If all you know of Rowan Atkinson are his hijinks as Mr. Bean, I would like to apologize. The man is capable of so much more, and to have missed out on that is an absolute tragedy. The series started in 1983; the original took place in England at the end of the War of the Roses, and, as with all of the seasons following, presents a bit of a revisionist history. Atkinson stars in each as an incarnation of the Lord BlackAdder, a different generational figure descended, presumably, from the same line. He is accompanied, always, by his faithful servant Baldrick (the village-idiot-sidekick played to perfection by Tony Robinson) and a host of other comic-also usually historical-figures.

Miranda Richardson and Stephen Fry joined on for the second series in 1986, set during the reign of Queen Elizabeth, and Hugh Laurie became a series regular playing England's idiotic Prince George in "BlackAdder the Third." Yes, you read that correctly; it's a surprisingly little-known fact that everyone's favorite grumpy doctor, the great Gregory House, is played by a man who is: a) not American and b) absolutely hilarious (he spent years working with Fry on the aptly named A Bit of Fry and Laurie," which some will tell you is the greatest sketch comedy show ever. But I grew up on Monty Python, so that's another article altogether).

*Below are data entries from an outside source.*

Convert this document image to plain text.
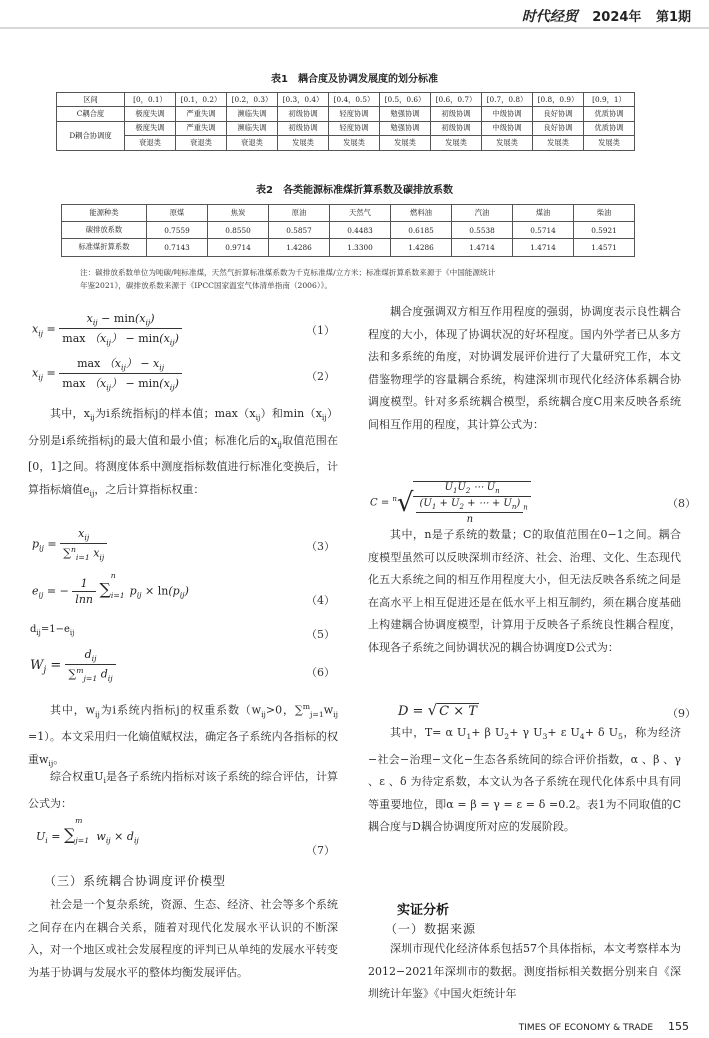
时代经贸 2024年 第1期
表1　耦合度及协调发展度的划分标准
区间	[0，0.1）	[0.1，0.2）	[0.2，0.3）	[0.3，0.4）	[0.4，0.5）	[0.5，0.6）	[0.6，0.7）	[0.7，0.8）	[0.8，0.9）	[0.9，1）
C耦合度	极度失调	严重失调	濒临失调	初级协调	轻度协调	勉强协调	初级协调	中级协调	良好协调	优质协调
D耦合协调度	极度失调	严重失调	濒临失调	初级协调	轻度协调	勉强协调	初级协调	中级协调	良好协调	优质协调
	衰退类	衰退类	衰退类	发展类	发展类	发展类	发展类	发展类	发展类	发展类
表2　各类能源标准煤折算系数及碳排放系数
能源种类	原煤	焦炭	原油	天然气	燃料油	汽油	煤油	柴油
碳排放系数	0.7559	0.8550	0.5857	0.4483	0.6185	0.5538	0.5714	0.5921
标准煤折算系数	0.7143	0.9714	1.4286	1.3300	1.4286	1.4714	1.4714	1.4571
注：碳排放系数单位为吨碳/吨标准煤，天然气折算标准煤系数为千克标准煤/立方米；标准煤折算系数来源于《中国能源统计
年鉴2021》，碳排放系数来源于《IPCC国家温室气体清单指南（2006）》。
$x_{ij} = \frac{x_{ij} - \min(x_{ij})}{\max (x_{ij}) - \min(x_{ij})}$	（1）
$x_{ij} = \frac{\max (x_{ij}) - x_{ij}}{\max (x_{ij}) - \min(x_{ij})}$	（2）
其中，$x_{ij}$为i系统指标j的样本值；$\max(x_{ij})$和$\min(x_{ij})$分别是i系统指标j的最大值和最小值；标准化后的$x_{ij}$取值范围在[0，1]之间。将测度体系中测度指标数值进行标准化变换后，计算指标熵值$e_{ij}$，之后计算指标权重：
$p_{ij} = \frac{x_{ij}}{\sum^n_{i=1} x_{ij}}$	（3）
$e_{ij}$ = − $\frac{1}{\ln n} \sum_{i=1}^np_{ij} \times \ln(p_{ij})$
（4）
$d_{ij}=1-e_{ij}$	（5）
$W_j = \frac{d_{ij}}{\sum^m_{j=1} d_{ij}}$	（6）
其中，$w_{ij}$为i系统内指标j的权重系数（$w_{ij}>0$，$\sum^m_{j=1}w_{ij} =1$）。本文采用归一化熵值赋权法，确定各子系统内各指标的权重$w_{ij}$。
综合权重$U_i$是各子系统内指标对该子系统的综合评估，计算公式为：
$U_i = \sum_{j=1}^mw_{ij} \times d_{ij}$
（7）
（三）系统耦合协调度评价模型
社会是一个复杂系统，资源、生态、经济、社会等多个系统之间存在内在耦合关系，随着对现代化发展水平认识的不断深入，对一个地区或社会发展程度的评判已从单纯的发展水平转变为基于协调与发展水平的整体均衡发展评估。
耦合度强调双方相互作用程度的强弱，协调度表示良性耦合程度的大小，体现了协调状况的好坏程度。国内外学者已从多方法和多系统的角度，对协调发展评价进行了大量研究工作，本文借鉴物理学的容量耦合系统，构建深圳市现代化经济体系耦合协调度模型。针对多系统耦合模型，系统耦合度C用来反映各系统间相互作用的程度，其计算公式为：
$C = ^n√ \frac{U_1U_2 \cdots U_n}{\frac{(U_1 + U_2 + \cdots + U_n)}{n} ^n}$	（8）
其中，n是子系统的数量；C的取值范围在0−1之间。耦合度模型虽然可以反映深圳市经济、社会、治理、文化、生态现代化五大系统之间的相互作用程度大小，但无法反映各系统之间是在高水平上相互促进还是在低水平上相互制约，须在耦合度基础上构建耦合协调度模型，计算用于反映各子系统良性耦合程度，体现各子系统之间协调状况的耦合协调度D公式为：
D = √ C × T	（9）
其中，T= α $U_1+ \beta$ $U_2+ \gamma$ $U_3+ \varepsilon$ $U_4+ \delta$ $U_5$，称为经济−社会−治理−文化−生态各系统间的综合评价指数，α 、β 、γ 、ε 、δ 为待定系数，本文认为各子系统在现代化体系中具有同等重要地位，即α = β = γ = ε = δ =0.2。表1为不同取值的C耦合度与D耦合协调度所对应的发展阶段。
实证分析
（一）数据来源
深圳市现代化经济体系包括57个具体指标，本文考察样本为2012−2021年深圳市的数据。测度指标相关数据分别来自《深圳统计年鉴》《中国火炬统计年
TIMES OF ECONOMY & TRADE 155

1989's BlackAdder Goes Forth gives us BlackAdder as a World War I army captain, and ten years later, BlackAdder Back & Forth aired as one single episode; it features all of the series' best regulars and, while not as spectacular, is a decent amount of fun. That might have something to do with the time machine and the tyrannosaurus rex, though.

Fawlty Towers, too, has a history that took some time to come about. The entire series ran for only twelve episodes: six in 1975 and six in 1979, and with the exception of one ("The Anniversary." It's awful, we don't talk about it), each episode is, well, perfect. John Cleese, of Monty Python, created the series with his then-wife Connie Booth, and the show follows the escapades of Cleese's Basil Fawlty-a remarkably disgruntled hotel owner plagued by frustrating guests, an unusual staff (turns out that "he's from Barcelona" are, in fact, the three funniest words in the English language), and his controlling, overbearing wife.